Die Nachricht von Schiller's Tode verbreitete sich schnell durch Weimar; das Theater wurde geschlossen, die Leute standen gruppenweise auf den Straßen zusammen, jeder fühlte als wenn er seinen theuersten Freund verloren hätte. Wie sollte man die Nachricht Goethen bringen, der selbst noch schwach war von seiner letzten Krankheit! Niemand mochte es wagen. Heinrich Meyer war bei ihm, als draußen die Nachricht eintraf, Schiller sei todt; er wurde hinausgerufen, hatte nicht den Muth, zu Goethe zurückzukehren, sondern ging ohne Abschied weg. Die Einsamkeit, in der sich Goethe befand, die Verwirrung, die er überall wahrnahm, das Bestreben ihm auszuweichen, das ihm nicht entgehen konnte – alles das ließ ihn wenig Tröstliches erwarten. »Ich merke es,« sagte er endlich, »Schiller muß sehr krank sein,« und die übrige Zeit des Abends blieb er in sich gekehrt. Er ahnte was geschehen war. In der Nacht hörte man ihn weinen – weinen den ruhig heiteren Mann, der über alle menschlichen Regungen so erhaben schien! Am Morgen sagte er zu einer Freundin: »nicht wahr, Schiller war gestern sehr krank.« Statt ihm zu antworten, fing sie laut an zu schluchzen. »Er ist todt?« fragte Goethe mit Festigkeit. »Sie haben es selbst ausgesprochen,« antwortete die Freundin. »Er ist todt,« wiederholte er noch einmal und bedeckte die Augen mit den Händen. Nicht blos einen Freund, die »Hälfte seines Daseins« hatte er verloren.

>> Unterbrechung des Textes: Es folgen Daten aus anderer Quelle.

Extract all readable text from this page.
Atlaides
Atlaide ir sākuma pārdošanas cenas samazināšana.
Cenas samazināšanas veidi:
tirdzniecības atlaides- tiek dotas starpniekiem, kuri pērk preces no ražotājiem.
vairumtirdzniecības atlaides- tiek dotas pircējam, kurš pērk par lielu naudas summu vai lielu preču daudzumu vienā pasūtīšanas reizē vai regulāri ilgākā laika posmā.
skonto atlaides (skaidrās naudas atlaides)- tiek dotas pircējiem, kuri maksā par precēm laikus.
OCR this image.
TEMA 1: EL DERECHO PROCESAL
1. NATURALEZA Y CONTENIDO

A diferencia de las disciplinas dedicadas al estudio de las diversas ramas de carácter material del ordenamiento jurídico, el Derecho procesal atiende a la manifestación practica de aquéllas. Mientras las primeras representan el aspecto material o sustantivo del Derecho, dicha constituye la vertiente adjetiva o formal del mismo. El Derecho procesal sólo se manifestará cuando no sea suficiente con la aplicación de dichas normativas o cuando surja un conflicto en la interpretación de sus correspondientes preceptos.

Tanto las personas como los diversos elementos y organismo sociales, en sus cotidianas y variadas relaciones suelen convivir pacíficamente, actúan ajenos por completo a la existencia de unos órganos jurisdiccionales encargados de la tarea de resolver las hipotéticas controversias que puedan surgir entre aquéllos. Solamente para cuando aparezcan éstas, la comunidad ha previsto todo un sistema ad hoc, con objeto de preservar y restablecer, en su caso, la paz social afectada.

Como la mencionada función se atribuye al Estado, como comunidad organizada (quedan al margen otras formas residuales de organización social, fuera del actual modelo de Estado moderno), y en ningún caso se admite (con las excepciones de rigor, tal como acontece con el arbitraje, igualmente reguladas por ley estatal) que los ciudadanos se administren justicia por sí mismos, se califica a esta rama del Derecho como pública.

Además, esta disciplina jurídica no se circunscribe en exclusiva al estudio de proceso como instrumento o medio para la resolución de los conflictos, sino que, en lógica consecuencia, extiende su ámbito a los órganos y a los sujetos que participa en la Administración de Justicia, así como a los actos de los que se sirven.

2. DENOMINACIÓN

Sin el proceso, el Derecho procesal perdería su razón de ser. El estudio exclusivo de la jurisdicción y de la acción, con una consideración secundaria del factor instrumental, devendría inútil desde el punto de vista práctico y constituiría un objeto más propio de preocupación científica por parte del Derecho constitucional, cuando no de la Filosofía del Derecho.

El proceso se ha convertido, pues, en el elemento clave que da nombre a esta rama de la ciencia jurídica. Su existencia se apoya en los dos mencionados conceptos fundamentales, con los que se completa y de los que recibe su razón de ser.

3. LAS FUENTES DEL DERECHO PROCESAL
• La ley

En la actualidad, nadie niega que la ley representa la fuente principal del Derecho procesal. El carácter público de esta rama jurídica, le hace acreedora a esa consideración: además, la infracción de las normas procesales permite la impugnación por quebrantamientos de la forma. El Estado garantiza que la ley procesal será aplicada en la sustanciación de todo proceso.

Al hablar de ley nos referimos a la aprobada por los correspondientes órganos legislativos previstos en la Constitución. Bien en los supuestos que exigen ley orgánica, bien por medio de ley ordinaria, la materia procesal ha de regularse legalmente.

Als er sich ermannt hatte, suchte er nach einer entschiedenen großen Thätigkeit; sein erster Gedanke war den Demetrius zu vollenden, den er, wie alle Arbeiten Schiller's seit dem Wallenstein, von Anfang bis zu Ende mit ihm durchgesprochen hatte; das Stück war ihm so lebendig wie dem Verstorbenen. Wahrhaft ergreifend ist, was er selbst in den Tag- und Jahresheften darüber erzählt. »Ich brannte vor Begierde, unsere Unterhaltung, dem Tode zu Trotz fortzusetzen, seine Gedanken, Ansichten und Absichten bis ins Einzelne zu bewahren, und ein herkömmliches Zusammenarbeiten bei Redaktion eigner und fremder Stücke hier zum letzten Male auf ihrem höchsten Gipfel zu zeigen. Sein Verlust schien mir ersetzt, indem ich sein Dasein fortsetzte. Unsere gemeinsamen Freunde hoffte ich zu verbinden; das deutsche Theater, für welches wir bisher gemeinschaftlich, er dichtend und bestimmend, ich belehrend, übend und ausführend, gearbeitet hatten, sollte bis zur Herankunft eines frischen ähnlichen Geistes, durch seinen Abschied nicht ganz verwaist sein. Genug, aller Enthusiasmus, den die Verzweiflung bei einem großen Verlust in uns aufregt, hatte mich ergriffen. Ich schien mir gesund, ich schien mir getröstet. Aber der Ausführung setzten sich mancherlei Hindernisse entgegen, die ich durch leidenschaftlichen Sturm noch vermehrte; eigensinnig und übereilt gab ich den Vorsatz auf, und ich darf nicht an den Zustand denken, in welchen ich mich versetzt fühlte. Nun war mir Schiller eigentlich erst entrissen, sein Umgang erst versagt. Meiner künstlerischen Einbildungskraft war verboten sich mit dem Katafalk zu beschäftigen, den ich ihm aufzurichten gedachte, der länger, als jener zu Messina, das Begräbniß überdauern sollte; sie wendete sich nun und folgte dem Leichnam in die Gruft, die ihn gepränglos eingeschlossen hatte. Nun fing er mir erst an zu verwesen; unleidlicher Schmerz ergriff mich, und da mich körperliche Leiden von jeglicher Gesellschaft trennten, so war ich in traurigster Einsamkeit. Meine Tagebücher melden nichts von jener Zeit; die weißen Blätter deuten auf den hohlen Zustand.« Im August desselben Jahres dichtete er dann zur Aufführung des Schiller'schen Liedes von der Glocke jenen bekannten Epilog, von dem wir eine Strophe diesem Buch als Motto vorgesetzt haben: wie Orgelton und Glockenklang tönt dies Gedicht; es ist ein mächtiger Strom, von Freundschaft und Poesie geschwellt, der den Grabhügel des großen Freiheitshelden unversiegbar umrauscht. Vergl. Anh. IV.